County Employees Recognized for Excellence
PEER Award Winners Honored
At the Tuesday, Oct. 30 Carver County Board meeting, County Commissioners recognized the County’s Public Employee Excellence Recognition award recipients for 2018.
PEER is a recognition program in which County employees to nominate a fellow coworker for outstanding work in the categories of team work, customer service, or innovation.
The 2018 recipients are below.
Customer Service - Rita Yetzer, University of Minnesota Extension/Public Services
A qualified candidate for the Customer Service award shows excellence in service in either internal or external customer service by giving continual help before, during, and after transactions. Tom Vellenga, Assistant County Administrator, noted that Yetzer is a high performer every year in this area. He described her resourcefulness and her ability to build relationships and find solutions. Vellenga highlighted her good work during the Carver County Fair. “Her dedication to customer service shines most brightly during the weeks leading up to the County Fair,” read her nomination from a fellow employee. “Her phenomenal work with the hundreds of 4-H Club families leading up to and during the Fair makes it a success. She’s diplomatic yet succinct in her communication with parents, adults, volunteers, and children. She has so much to do with our robust program success.” Ms. Yetzer’s nomination also made it clear that her internal and external colleagues greatly appreciate and enjoy her warm collegiality.
Innovation - Joseph Satre, Information Technology/Public Services
A qualified candidate for the Innovation award makes a significant contribution by developing a new idea, transforming an existing method or revolutionizing business processes at the County. Joseph Satre was honored for his work on a Health and Human Services collections process application. He created a customized product after HHS had spent two years searching unsuccessfully for a suitable solution. After detailing HHS’s needs, he customized a solution on Microsoft SharePoint, an enterprise solution the County already owns. “He pulls every ounce of functionality out of software,” making good use of the County’s current software investments, noted Chief Information Officer Peter Henschel. “Mr. Satre takes a constructive and problem-solving approach to challenging issues as a voluntary co-chair of the General Unit’s Labor-Management Committee,” Vellenga added. Satre has been nominated for the Award previously, Vellenga said, making it clear that he has been well deserving of the Award for some time.
Teamwork - Sheriff Pay for Stay Team (Chad Davis and Joseph Satre from Information Technology/Public Services; Ann Boelke, Bryan Storms and Mitch Dickison from Sheriff’s Office)
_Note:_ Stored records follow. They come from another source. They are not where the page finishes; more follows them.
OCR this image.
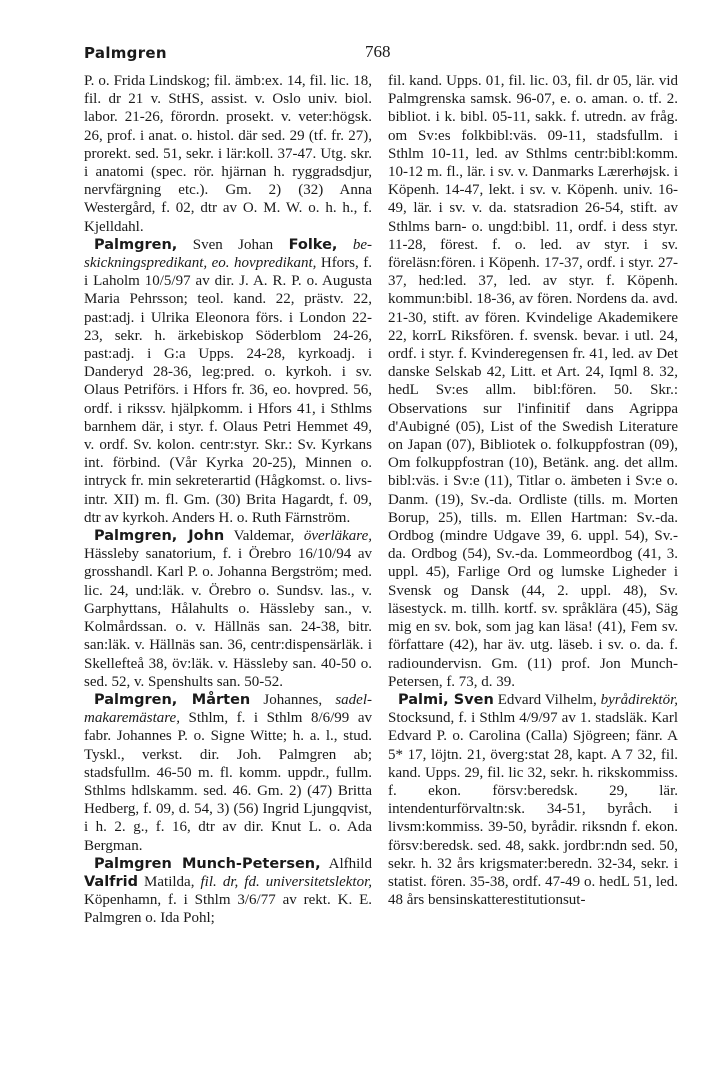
Palmgren	768

P. o. Frida Lindskog; fil. ämb:ex. 14, fil. lic. 18, fil. dr 21 v. StHS, assist. v. Oslo univ. biol. labor. 21-26, förordn. prosekt. v. veter:högsk. 26, prof. i anat. o. histol. där sed. 29 (tf. fr. 27), prorekt. sed. 51, sekr. i lär:koll. 37-47. Utg. skr. i anatomi (spec. rör. hjärnan h. ryggradsdjur, nervfärgning etc.). Gm. 2) (32) Anna Westergård, f. 02, dtr av O. M. W. o. h. h., f. Kjelldahl.

Palmgren, Sven Johan Folke, beskickningspredikant, eo. hovpredikant, Hfors, f. i Laholm 10/5/97 av dir. J. A. R. P. o. Augusta Maria Pehrsson; teol. kand. 22, prästv. 22, past:adj. i Ulrika Eleonora förs. i London 22-23, sekr. h. ärkebiskop Söderblom 24-26, past:adj. i G:a Upps. 24-28, kyrkoadj. i Danderyd 28-36, leg:pred. o. kyrkoh. i sv. Olaus Petriförs. i Hfors fr. 36, eo. hovpred. 56, ordf. i rikssv. hjälpkomm. i Hfors 41, i Sthlms barnhem där, i styr. f. Olaus Petri Hemmet 49, v. ordf. Sv. kolon. centr:styr. Skr.: Sv. Kyrkans int. förbind. (Vår Kyrka 20-25), Minnen o. intryck fr. min sekreterartid (Hågkomst. o. livsintr. XII) m. fl. Gm. (30) Brita Hagardt, f. 09, dtr av kyrkoh. Anders H. o. Ruth Färnström.

Palmgren, John Valdemar, överläkare, Hässleby sanatorium, f. i Örebro 16/10/94 av grosshandl. Karl P. o. Johanna Bergström; med. lic. 24, und:läk. v. Örebro o. Sundsv. las., v. Garphyttans, Hålahults o. Hässleby san., v. Kolmårdssan. o. v. Hällnäs san. 24-38, bitr. san:läk. v. Hällnäs san. 36, centr:dispensärläk. i Skellefteå 38, öv:läk. v. Hässleby san. 40-50 o. sed. 52, v. Spenshults san. 50-52.

Palmgren, Mårten Johannes, sadelmakaremästare, Sthlm, f. i Sthlm 8/6/99 av fabr. Johannes P. o. Signe Witte; h. a. l., stud. Tyskl., verkst. dir. Joh. Palmgren ab; stadsfullm. 46-50 m. fl. komm. uppdr., fullm. Sthlms hdlskamm. sed. 46. Gm. 2) (47) Britta Hedberg, f. 09, d. 54, 3) (56) Ingrid Ljungqvist, i h. 2. g., f. 16, dtr av dir. Knut L. o. Ada Bergman.

Palmgren Munch-Petersen, Alfhild Valfrid Matilda, fil. dr, fd. universitetslektor, Köpenhamn, f. i Sthlm 3/6/77 av rekt. K. E. Palmgren o. Ida Pohl;

fil. kand. Upps. 01, fil. lic. 03, fil. dr 05, lär. vid Palmgrenska samsk. 96-07, e. o. aman. o. tf. 2. bibliot. i k. bibl. 05-11, sakk. f. utredn. av fråg. om Sv:es folkbibl:väs. 09-11, stadsfullm. i Sthlm 10-11, led. av Sthlms centr:bibl:komm. 10-12 m. fl., lär. i sv. v. Danmarks Lærerhøjsk. i Köpenh. 14-47, lekt. i sv. v. Köpenh. univ. 16-49, lär. i sv. v. da. statsradion 26-54, stift. av Sthlms barn- o. ungd:bibl. 11, ordf. i dess styr. 11-28, förest. f. o. led. av styr. i sv. föreläsn:fören. i Köpenh. 17-37, ordf. i styr. 27-37, hed:led. 37, led. av styr. f. Köpenh. kommun:bibl. 18-36, av fören. Nordens da. avd. 21-30, stift. av fören. Kvindelige Akademikere 22, korrL Riksfören. f. svensk. bevar. i utl. 24, ordf. i styr. f. Kvinderegensen fr. 41, led. av Det danske Selskab 42, Litt. et Art. 24, Iqml 8. 32, hedL Sv:es allm. bibl:fören. 50. Skr.: Observations sur l'infinitif dans Agrippa d'Aubigné (05), List of the Swedish Literature on Japan (07), Bibliotek o. folkuppfostran (09), Om folkuppfostran (10), Betänk. ang. det allm. bibl:väs. i Sv:e (11), Titlar o. ämbeten i Sv:e o. Danm. (19), Sv.-da. Ordliste (tills. m. Morten Borup, 25), tills. m. Ellen Hartman: Sv.-da. Ordbog (mindre Udgave 39, 6. uppl. 54), Sv.-da. Ordbog (54), Sv.-da. Lommeordbog (41, 3. uppl. 45), Farlige Ord og lumske Ligheder i Svensk og Dansk (44, 2. uppl. 48), Sv. läsestyck. m. tillh. kortf. sv. språklära (45), Säg mig en sv. bok, som jag kan läsa! (41), Fem sv. författare (42), har äv. utg. läseb. i sv. o. da. f. radioundervisn. Gm. (11) prof. Jon Munch-Petersen, f. 73, d. 39.

Palmi, Sven Edvard Vilhelm, byrådirektör, Stocksund, f. i Sthlm 4/9/97 av 1. stadsläk. Karl Edvard P. o. Carolina (Calla) Sjögreen; fänr. A 5* 17, löjtn. 21, överg:stat 28, kapt. A 7 32, fil. kand. Upps. 29, fil. lic 32, sekr. h. rikskommiss. f. ekon. försv:beredsk. 29, lär. intendenturförvaltn:sk. 34-51, byråch. i livsm:kommiss. 39-50, byrådir. riksndn f. ekon. försv:beredsk. sed. 48, sakk. jordbr:ndn sed. 50, sekr. h. 32 års krigsmater:beredn. 32-34, sekr. i statist. fören. 35-38, ordf. 47-49 o. hedL 51, led. 48 års bensinskatterestitutionsut-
This year’s winner for teamwork came out of a collaboration between Information Technology and the Sheriff’s Office. The County needed to update an antiquated system for the Sheriff’s Office’s “Pay for Stay” program. The team of Bryan Storms, Ann Boelke and Mitch Dickison of the Sheriff’s Office collaborated with IT’s Chad Davis and Joseph Satre. The group worked together to build a solution that increased the Sheriff’s Office’s efficiency in tracking and charging inmate stays. The effort not only saved the County around $24,000 annually but found $85,000 worth of claims towards “Revenue Recapture” that had been missing due to the old system. Acting Chief Deputy Paul Tschida noted this collaboration is a perfect example of how public-sector employees perform at a high level. “If we work hard and put our best foot forward every day, our jobs are relatively easy,” he said. The “Teamwork” award cites a collaboration of a cross-section of employees, inter-agency workgroups, inter-departmental groups, or any other combination where a group of employees have accomplished significant improvement in performance or program outcomes.
Judges' Choice - Mark Ditsch, Public Works
While not awarded every year, this year Mark Ditsch earned the prestigious Judges’ Choice award. Lyndon Robjent, Public Works Director shared how Ditsch is a valuable mentor for Public Works, especially for the younger and more inexperienced workers. Fellow employees clamor to serve on his crew, and his patience and knowledge of the operation are invaluable. Ditsch’s attitude of making the County a better place to live through his hard work and dedication to his job, Robjent said, are a shining example to other Public Works employees. “He’s not only a tremendous highway maintenance operator, but also a quality human being who is respected by his peers and supervisors alike,” Robjent said. “He’s never one to complain and always carries a smile on his face. Mark recognizes the value and importance of our responsibility to the public, but also knows we can have fun doing our job.”